Saturday, April 28, 2012

No Visa for Narendra Modi, Reiterates US

Gujarat chief minister Narendra Modi may have recently appeared on the cover of Time magazine’s Asia edition, but the US says there is no change in its policy to not grant him a visa. 
“Our position on the visa issue hasn't changed at all,” state department spokesperson Victoria Nuland told reporters at her daily news conference in Washington on Wednesday. She was responding to questions on the letter written by Congressman Joe Walsh to secretary of state Hillary Clinton, that the US government reverse its 2005 decision not to issue US visa to Modi. The letter by Walsh was written about a fortnight ago. “If we do respond, it'll be along familiar lines,” Nuland said. The Indian American Muslim community demanded, in a statement, that the state department should not change its 2005 policy on Modi's visa.

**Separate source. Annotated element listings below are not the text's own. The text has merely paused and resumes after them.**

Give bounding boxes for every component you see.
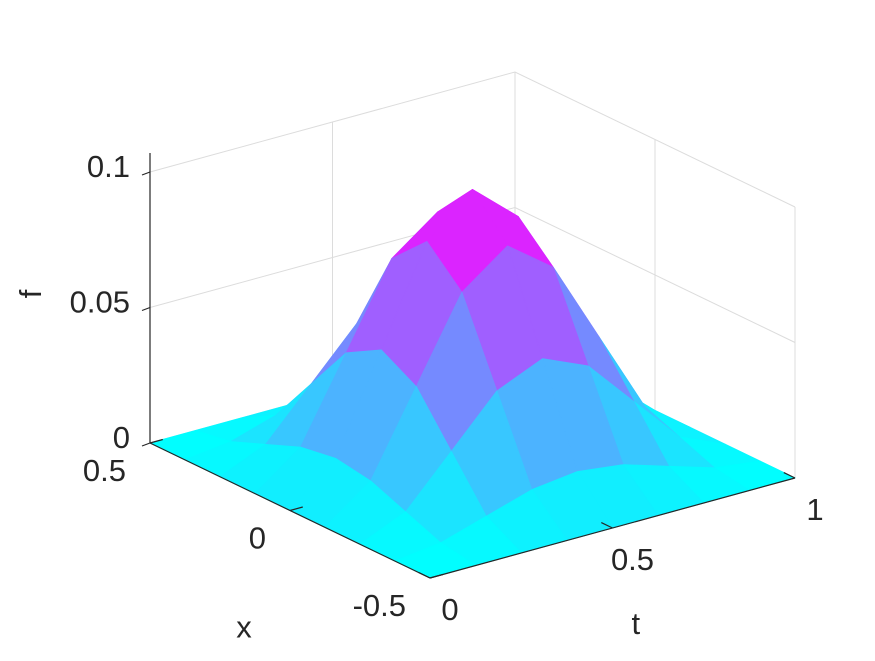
y-tick-label: -0.5 (353, 588, 406, 623)
z-tick (141, 442, 151, 447)
x-tick-label: 0 (441, 592, 458, 627)
x-axis-label: t (631, 606, 640, 641)
y-tick-label: 0 (249, 521, 266, 556)
x-tick (601, 522, 613, 529)
y-tick (149, 438, 163, 444)
y-tick (289, 506, 303, 512)
y-axis-label: x (236, 609, 252, 644)
y-tick (429, 573, 443, 579)
z-tick-label: 0.1 (87, 149, 130, 184)
x-tick (783, 472, 796, 479)
z-tick-label: 0.05 (70, 285, 130, 320)
z-tick (141, 306, 151, 312)
z-tick (141, 171, 151, 176)
x-tick-label: 1 (806, 492, 823, 527)
z-tick-label: 0 (113, 420, 130, 455)
z-axis-label: f (13, 289, 48, 298)
x-tick-label: 0.5 (611, 542, 654, 577)
y-tick-label: 0.5 (83, 453, 126, 488)
x-tick (418, 572, 431, 579)
grid-line (149, 71, 796, 208)
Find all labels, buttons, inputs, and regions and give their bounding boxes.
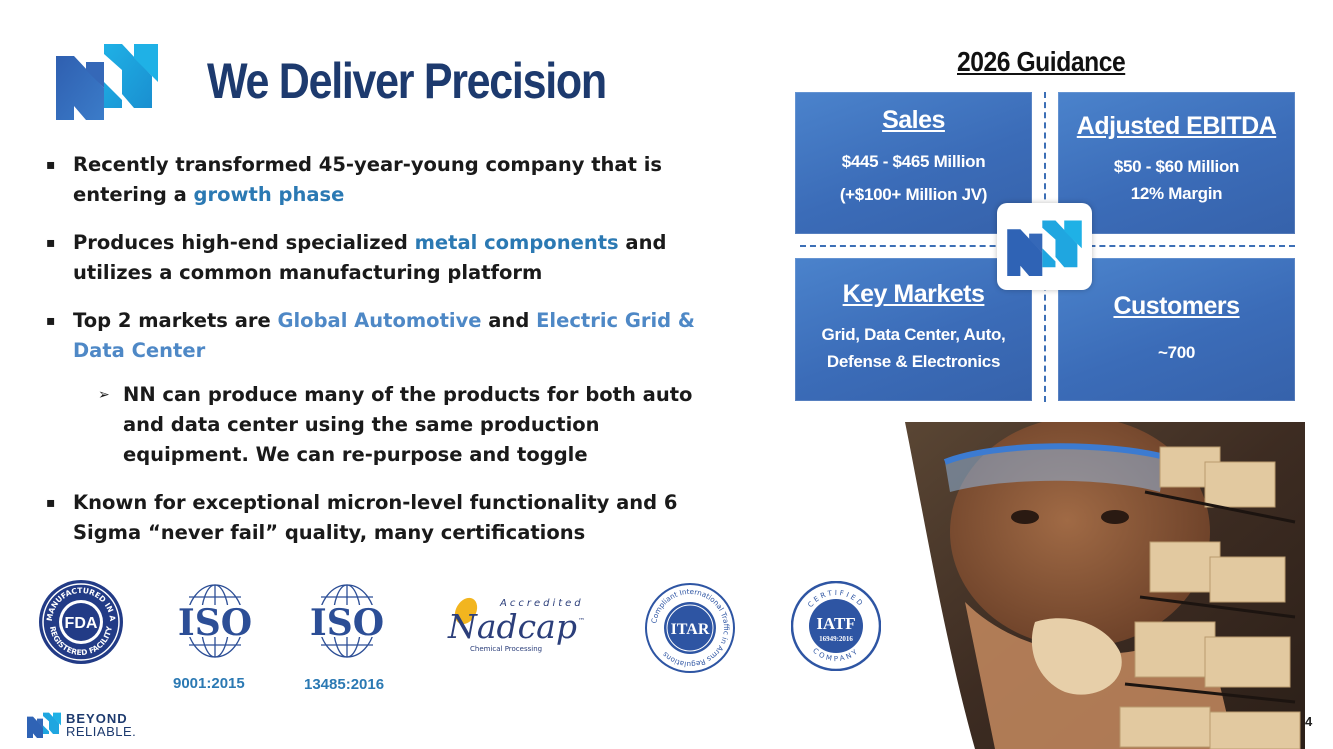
arrow-bullet-icon: ➢ — [98, 387, 110, 403]
iatf-mark-text: IATF — [816, 614, 855, 633]
page-title: We Deliver Precision — [207, 53, 607, 109]
customers-count: ~700 — [1157, 343, 1196, 362]
footer-brand-line1: BEYOND — [66, 711, 128, 726]
square-bullet-icon: ▪ — [46, 495, 56, 511]
bullet-item: ▪ Produces high-end specialized metal co… — [46, 228, 706, 288]
customers-heading: Customers — [1113, 292, 1240, 320]
fda-seal-icon: MANUFACTURED IN A REGISTERED FACILITY FD… — [38, 579, 124, 665]
nn-logo-icon — [52, 42, 162, 120]
sales-box: Sales $445 - $465 Million (+$100+ Millio… — [795, 92, 1032, 234]
highlight-text: growth phase — [193, 183, 345, 206]
nadcap-tm-text: ™ — [578, 617, 585, 625]
worker-photo — [905, 422, 1305, 749]
sales-jv: (+$100+ Million JV) — [839, 185, 988, 204]
bullet-list: ▪ Recently transformed 45-year-young com… — [46, 150, 706, 566]
page-number: 4 — [1305, 714, 1313, 729]
ebitda-heading: Adjusted EBITDA — [1076, 112, 1277, 140]
square-bullet-icon: ▪ — [46, 157, 56, 173]
bullet-item: ▪ Recently transformed 45-year-young com… — [46, 150, 706, 210]
iso-globe-icon: ISO — [170, 583, 260, 659]
square-bullet-icon: ▪ — [46, 235, 56, 251]
iso-9001-label: 9001:2015 — [173, 675, 245, 692]
itar-seal-icon: Compliant International Traffic in Arms … — [645, 583, 735, 673]
guidance-logo-tile — [997, 203, 1092, 290]
nadcap-mark-icon: Accredited Nadcap ™ Chemical Processing — [444, 589, 594, 655]
bullet-item: ▪ Known for exceptional micron-level fun… — [46, 488, 706, 548]
fda-mark-text: FDA — [65, 615, 98, 632]
nn-logo-icon — [25, 712, 63, 738]
markets-line2: Defense & Electronics — [826, 352, 1001, 371]
bullet-text: NN can produce many of the products for … — [123, 383, 693, 466]
bullet-text: Top 2 markets are — [73, 309, 278, 332]
bullet-text: Known for exceptional micron-level funct… — [73, 491, 678, 544]
ebitda-margin: 12% Margin — [1130, 184, 1223, 203]
bullet-text: Produces high-end specialized — [73, 231, 415, 254]
iso-mark-text: ISO — [310, 602, 384, 644]
nadcap-bottom-text: Chemical Processing — [470, 645, 542, 653]
nn-logo-icon — [1004, 219, 1085, 276]
ebitda-range: $50 - $60 Million — [1113, 157, 1240, 176]
markets-line1: Grid, Data Center, Auto, — [821, 325, 1006, 344]
footer-brand-line2: RELIABLE. — [66, 724, 137, 739]
customers-box: Customers ~700 — [1058, 258, 1295, 401]
iso-13485-label: 13485:2016 — [304, 676, 385, 693]
bullet-text: and utilizes a common manufacturing plat… — [73, 231, 667, 284]
iso-globe-icon: ISO — [302, 583, 392, 659]
bullet-text: and — [481, 309, 537, 332]
highlight-text: metal components — [414, 231, 619, 254]
bullet-text: Recently transformed 45-year-young compa… — [73, 153, 662, 206]
square-bullet-icon: ▪ — [46, 313, 56, 329]
markets-heading: Key Markets — [842, 280, 985, 308]
nadcap-mark-text: Nadcap — [447, 607, 577, 646]
highlight-text: Electric Grid & Data Center — [73, 309, 695, 362]
sub-bullet-item: ➢ NN can produce many of the products fo… — [46, 380, 706, 470]
sales-range: $445 - $465 Million — [841, 152, 986, 171]
ebitda-box: Adjusted EBITDA $50 - $60 Million 12% Ma… — [1058, 92, 1295, 234]
sales-heading: Sales — [882, 106, 945, 134]
iatf-seal-icon: CERTIFIED COMPANY IATF 16949:2016 — [790, 580, 882, 672]
nadcap-top-text: Accredited — [499, 598, 584, 609]
bullet-item: ▪ Top 2 markets are Global Automotive an… — [46, 306, 706, 366]
highlight-text: Global Automotive — [277, 309, 482, 332]
guidance-title: 2026 Guidance — [957, 46, 1126, 77]
markets-box: Key Markets Grid, Data Center, Auto, Def… — [795, 258, 1032, 401]
iso-mark-text: ISO — [178, 602, 252, 644]
iatf-code-text: 16949:2016 — [819, 635, 853, 643]
itar-mark-text: ITAR — [671, 621, 710, 638]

He was first denied visa in 2005, three years after the Gujarat riots. 
For Modi’s political rivals, the US stand gives fresh fuel to attack him over the 2002 riots, which have haunted the BJP leader ever since. While Congress refrained from commenting on the US policy and asked Modi to reflect on it, BJP said it was for the US to ponder over its approach towards an elected chief minister. 

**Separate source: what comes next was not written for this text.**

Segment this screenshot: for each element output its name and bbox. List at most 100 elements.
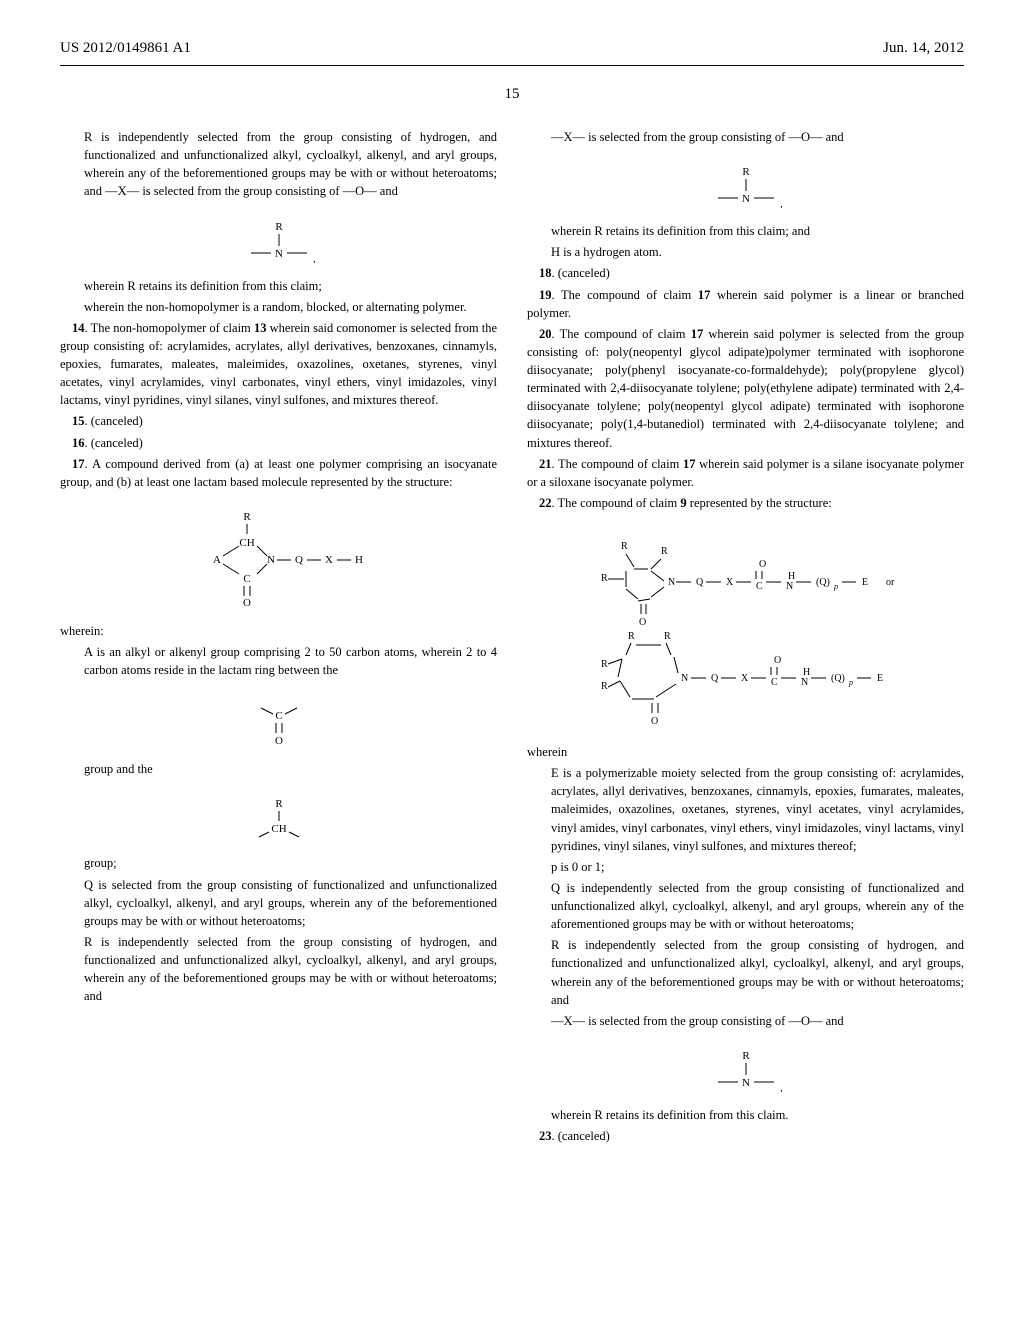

“I am sure that they (US) look at everything they want to look at... Not for us to comment on US policy but it is a matter of serious concern that there is this kind of serious question mark on the personality of somebody who leads a major state in our country,” law minister Salman Khurshid said replying to questions on the US stand. “It is sad but we have that. I hope that the person concerned will reflect upon this and think about it and think about why the world thinks so poorly of him,” he said.